El mismo corazón que a veces no se encontraba se aceleró hasta dejarla sin aliento. Sabía quién era ese hombre. Lo supo sin necesidad
de verle el rostro y antes de distinguir su cazadora negra. Él apoyaba las manos en la pared, junto a
su portal, mientras uno de los agentes le cacheaba y el otro le gritaba que no
se moviera.
Le llegó el inconfundible tono de su voz. Le
escuchó decir
algo sobre que se habían equivocado. Pero lo que consiguió fue despertar la furia, que con una mano
enguantada en cuero empujó sobre su cabeza para aplastarla contra la pared.
Gaston tuvo el reflejo de volverse a un lado para evitar el golpe en pleno
rostro. En ese momento Rocio se detuvo a unos pasos de él y se encontró mirándole a los ojos. No le pareció que estuviera asustado, tal vez porque
nadie podía estar
más asustado de lo que ella estaba. Él la miraba con desprecio, con rencor.
Pensó que
solo un animal podía
mantener esa actitud desafiante aun sabiéndose perdido.
—¿Qué ocurre? —preguntó a los agentes con la mayor tranquilidad
que pudo fingir.
—Nada que
le concierna, señorita —indicó al tiempo que alcanzaba las esposas que
colgaban de su cinto—. Haga el favor de no detenerse.
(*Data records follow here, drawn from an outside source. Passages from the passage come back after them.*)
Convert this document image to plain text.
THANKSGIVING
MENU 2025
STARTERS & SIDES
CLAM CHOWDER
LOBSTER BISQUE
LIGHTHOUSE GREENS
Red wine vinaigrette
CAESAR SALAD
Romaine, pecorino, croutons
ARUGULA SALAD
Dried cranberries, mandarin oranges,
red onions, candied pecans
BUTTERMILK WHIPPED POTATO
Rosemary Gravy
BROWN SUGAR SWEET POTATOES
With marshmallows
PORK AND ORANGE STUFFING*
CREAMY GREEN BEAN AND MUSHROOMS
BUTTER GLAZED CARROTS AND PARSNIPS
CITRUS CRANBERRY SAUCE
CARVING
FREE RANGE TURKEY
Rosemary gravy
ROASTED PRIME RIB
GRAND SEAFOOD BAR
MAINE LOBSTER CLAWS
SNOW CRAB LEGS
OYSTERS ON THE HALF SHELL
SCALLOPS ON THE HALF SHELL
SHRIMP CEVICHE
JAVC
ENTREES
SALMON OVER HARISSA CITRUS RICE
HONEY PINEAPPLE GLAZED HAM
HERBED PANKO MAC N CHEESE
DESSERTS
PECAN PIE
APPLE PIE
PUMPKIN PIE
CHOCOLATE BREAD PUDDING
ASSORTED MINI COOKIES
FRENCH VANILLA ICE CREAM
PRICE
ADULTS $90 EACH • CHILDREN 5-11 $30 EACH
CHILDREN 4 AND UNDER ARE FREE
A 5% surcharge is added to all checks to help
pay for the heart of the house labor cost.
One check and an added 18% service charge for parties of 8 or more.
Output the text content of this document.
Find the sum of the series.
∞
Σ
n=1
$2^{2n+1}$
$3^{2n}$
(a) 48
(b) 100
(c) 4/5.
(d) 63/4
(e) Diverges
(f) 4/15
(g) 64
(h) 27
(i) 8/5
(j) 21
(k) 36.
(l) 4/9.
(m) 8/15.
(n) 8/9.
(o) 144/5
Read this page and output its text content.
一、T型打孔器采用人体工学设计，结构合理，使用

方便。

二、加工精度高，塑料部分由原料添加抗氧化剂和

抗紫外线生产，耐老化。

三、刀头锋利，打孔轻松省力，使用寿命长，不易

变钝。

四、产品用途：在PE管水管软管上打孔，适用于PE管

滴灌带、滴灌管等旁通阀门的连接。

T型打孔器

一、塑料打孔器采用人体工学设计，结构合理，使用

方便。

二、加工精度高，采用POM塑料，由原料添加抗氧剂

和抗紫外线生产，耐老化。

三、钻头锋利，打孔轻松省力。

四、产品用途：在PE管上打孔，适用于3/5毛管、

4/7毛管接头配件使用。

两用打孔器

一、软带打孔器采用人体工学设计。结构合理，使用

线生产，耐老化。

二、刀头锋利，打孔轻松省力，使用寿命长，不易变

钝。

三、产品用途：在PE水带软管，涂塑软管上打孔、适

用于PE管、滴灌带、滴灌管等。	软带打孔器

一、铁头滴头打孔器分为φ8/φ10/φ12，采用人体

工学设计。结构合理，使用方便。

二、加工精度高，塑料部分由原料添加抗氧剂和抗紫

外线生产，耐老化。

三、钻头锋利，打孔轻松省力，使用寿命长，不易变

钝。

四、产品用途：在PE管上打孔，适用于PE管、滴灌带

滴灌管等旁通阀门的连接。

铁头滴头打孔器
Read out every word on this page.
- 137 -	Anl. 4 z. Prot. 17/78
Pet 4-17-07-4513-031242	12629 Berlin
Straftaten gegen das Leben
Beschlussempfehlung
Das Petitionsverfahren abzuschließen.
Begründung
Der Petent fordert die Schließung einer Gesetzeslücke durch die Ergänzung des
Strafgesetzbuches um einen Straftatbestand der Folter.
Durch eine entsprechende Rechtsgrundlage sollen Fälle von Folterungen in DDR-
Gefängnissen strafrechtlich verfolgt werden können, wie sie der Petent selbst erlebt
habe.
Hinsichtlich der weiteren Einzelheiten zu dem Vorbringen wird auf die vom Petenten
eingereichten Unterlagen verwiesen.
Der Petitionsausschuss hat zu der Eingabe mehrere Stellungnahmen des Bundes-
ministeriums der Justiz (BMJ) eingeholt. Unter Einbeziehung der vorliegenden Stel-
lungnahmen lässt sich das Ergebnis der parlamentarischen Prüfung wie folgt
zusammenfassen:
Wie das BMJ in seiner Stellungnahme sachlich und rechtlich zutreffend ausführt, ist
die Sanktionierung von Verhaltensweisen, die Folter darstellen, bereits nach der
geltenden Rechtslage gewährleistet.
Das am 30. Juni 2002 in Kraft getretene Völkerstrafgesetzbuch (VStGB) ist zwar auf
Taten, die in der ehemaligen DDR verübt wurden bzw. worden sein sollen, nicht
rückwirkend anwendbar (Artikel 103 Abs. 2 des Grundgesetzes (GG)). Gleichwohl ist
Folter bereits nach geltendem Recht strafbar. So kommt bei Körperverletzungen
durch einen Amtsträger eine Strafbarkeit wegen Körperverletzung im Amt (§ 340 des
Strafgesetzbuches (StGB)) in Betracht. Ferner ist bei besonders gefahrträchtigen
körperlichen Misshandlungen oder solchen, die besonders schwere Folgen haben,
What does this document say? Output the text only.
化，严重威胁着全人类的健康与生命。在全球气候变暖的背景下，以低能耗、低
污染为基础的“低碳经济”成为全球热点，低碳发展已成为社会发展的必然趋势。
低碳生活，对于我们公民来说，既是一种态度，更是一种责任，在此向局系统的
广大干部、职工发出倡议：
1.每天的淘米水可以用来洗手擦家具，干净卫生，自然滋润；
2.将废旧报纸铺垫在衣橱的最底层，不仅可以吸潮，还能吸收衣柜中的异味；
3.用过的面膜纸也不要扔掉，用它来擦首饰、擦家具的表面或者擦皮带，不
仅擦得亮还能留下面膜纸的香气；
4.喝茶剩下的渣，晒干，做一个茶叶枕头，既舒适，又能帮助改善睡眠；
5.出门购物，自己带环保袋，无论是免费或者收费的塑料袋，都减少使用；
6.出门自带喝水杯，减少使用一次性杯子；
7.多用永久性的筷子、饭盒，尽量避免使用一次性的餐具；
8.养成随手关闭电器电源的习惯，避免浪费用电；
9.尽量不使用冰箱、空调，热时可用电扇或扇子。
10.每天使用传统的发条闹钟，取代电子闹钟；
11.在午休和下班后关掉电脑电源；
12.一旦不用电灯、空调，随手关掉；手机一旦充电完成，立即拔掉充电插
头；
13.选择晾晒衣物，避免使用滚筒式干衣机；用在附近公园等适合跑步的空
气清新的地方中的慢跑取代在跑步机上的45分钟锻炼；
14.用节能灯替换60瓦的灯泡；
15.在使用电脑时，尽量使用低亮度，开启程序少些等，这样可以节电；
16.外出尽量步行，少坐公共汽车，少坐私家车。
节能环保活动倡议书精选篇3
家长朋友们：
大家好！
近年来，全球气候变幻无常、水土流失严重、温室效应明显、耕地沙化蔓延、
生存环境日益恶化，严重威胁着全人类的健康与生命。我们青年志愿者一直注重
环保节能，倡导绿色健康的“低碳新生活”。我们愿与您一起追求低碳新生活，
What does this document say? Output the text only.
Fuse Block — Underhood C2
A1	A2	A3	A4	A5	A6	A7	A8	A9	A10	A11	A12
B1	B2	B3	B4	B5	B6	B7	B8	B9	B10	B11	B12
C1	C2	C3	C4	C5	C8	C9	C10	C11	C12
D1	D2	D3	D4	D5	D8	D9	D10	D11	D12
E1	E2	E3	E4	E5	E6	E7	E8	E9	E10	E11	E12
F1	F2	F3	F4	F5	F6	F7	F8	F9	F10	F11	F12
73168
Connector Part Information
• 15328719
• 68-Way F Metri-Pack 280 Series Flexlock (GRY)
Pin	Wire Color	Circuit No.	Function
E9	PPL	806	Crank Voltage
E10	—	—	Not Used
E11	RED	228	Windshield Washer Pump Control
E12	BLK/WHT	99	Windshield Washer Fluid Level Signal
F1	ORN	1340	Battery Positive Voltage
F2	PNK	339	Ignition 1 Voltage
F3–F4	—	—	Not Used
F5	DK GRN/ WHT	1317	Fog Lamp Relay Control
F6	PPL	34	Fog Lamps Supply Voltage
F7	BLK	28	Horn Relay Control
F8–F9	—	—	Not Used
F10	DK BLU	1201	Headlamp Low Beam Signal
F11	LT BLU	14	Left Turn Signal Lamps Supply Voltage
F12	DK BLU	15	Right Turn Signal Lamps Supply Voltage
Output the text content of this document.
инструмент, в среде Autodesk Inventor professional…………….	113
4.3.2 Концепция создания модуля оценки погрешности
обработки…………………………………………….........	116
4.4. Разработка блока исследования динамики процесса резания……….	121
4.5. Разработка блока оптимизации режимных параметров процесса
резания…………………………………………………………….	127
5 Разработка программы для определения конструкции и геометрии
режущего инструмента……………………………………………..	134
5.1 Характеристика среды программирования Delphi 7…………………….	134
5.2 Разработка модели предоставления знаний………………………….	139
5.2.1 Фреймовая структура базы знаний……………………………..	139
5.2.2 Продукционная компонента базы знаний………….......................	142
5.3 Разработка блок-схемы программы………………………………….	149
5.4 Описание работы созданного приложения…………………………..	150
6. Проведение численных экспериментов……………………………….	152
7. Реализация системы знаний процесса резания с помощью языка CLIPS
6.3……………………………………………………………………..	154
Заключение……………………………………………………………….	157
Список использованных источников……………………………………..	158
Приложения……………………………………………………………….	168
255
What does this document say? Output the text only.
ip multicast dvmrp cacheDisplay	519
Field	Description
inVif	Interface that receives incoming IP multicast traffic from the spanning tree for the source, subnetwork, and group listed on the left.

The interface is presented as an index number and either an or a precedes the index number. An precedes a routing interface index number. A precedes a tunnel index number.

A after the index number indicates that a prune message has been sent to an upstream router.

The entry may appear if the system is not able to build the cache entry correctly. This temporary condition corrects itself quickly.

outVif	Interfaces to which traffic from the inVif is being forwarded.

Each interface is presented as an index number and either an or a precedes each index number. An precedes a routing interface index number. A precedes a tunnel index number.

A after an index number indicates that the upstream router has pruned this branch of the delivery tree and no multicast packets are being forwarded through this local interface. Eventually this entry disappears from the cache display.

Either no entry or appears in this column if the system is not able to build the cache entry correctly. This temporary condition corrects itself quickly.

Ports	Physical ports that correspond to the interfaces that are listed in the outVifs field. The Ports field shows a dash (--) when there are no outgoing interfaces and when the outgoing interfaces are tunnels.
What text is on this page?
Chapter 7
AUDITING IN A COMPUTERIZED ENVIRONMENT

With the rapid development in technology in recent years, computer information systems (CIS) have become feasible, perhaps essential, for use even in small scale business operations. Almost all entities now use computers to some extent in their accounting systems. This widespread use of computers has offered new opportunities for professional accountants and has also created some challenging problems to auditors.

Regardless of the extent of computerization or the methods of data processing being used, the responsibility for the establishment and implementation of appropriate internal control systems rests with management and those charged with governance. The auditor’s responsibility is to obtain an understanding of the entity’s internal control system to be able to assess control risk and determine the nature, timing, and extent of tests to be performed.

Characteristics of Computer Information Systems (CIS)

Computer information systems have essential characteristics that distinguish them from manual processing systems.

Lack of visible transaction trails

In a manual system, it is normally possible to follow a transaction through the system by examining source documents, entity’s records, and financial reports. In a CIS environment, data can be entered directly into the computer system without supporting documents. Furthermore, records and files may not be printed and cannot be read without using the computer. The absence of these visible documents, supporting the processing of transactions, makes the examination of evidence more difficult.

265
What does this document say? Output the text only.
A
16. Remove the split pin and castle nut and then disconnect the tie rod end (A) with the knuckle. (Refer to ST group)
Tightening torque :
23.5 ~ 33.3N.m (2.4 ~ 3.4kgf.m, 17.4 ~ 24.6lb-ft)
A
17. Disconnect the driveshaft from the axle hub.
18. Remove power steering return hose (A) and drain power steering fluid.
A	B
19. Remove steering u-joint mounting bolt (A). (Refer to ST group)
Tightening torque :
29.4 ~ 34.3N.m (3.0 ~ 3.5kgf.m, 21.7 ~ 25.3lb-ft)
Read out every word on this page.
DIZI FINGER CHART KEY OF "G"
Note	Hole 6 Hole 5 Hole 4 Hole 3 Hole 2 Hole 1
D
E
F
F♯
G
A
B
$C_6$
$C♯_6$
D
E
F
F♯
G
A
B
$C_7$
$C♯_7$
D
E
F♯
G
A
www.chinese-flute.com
El policía ordenó a Gaston que pusiera las manos en la
espalda. Él
obedeció con
lentitud, sin apartar los ojos del rostro aturdido de Rocio, pero los cerró al notar el frío metal cercándole las muñecas. No era la primera vez. Sabía lo que venía a continuación: encierro, soledad, desesperanza. Volvió a abrirlos para enfrentarse por última vez a ella. Pensó que la había fastidiado, que su sed de venganza
tendría que
seguir esperando hasta que recuperara la libertad tras cumplir la totalidad de
su condena.
Rocio ojeó a su derecha, hacia el portal. No podía subir a casa dejándolo allí. No importaba qué intención había tenido al acechar esa noche su casa. Ella no podía abandonarlo. Al volver a mirarle le
pareció ver en
sus ojos una sonrisa cínica. Tampoco eso le hizo cambiar de opinión, pero se preguntó si él rechazaría su ayuda en un momento como aquel.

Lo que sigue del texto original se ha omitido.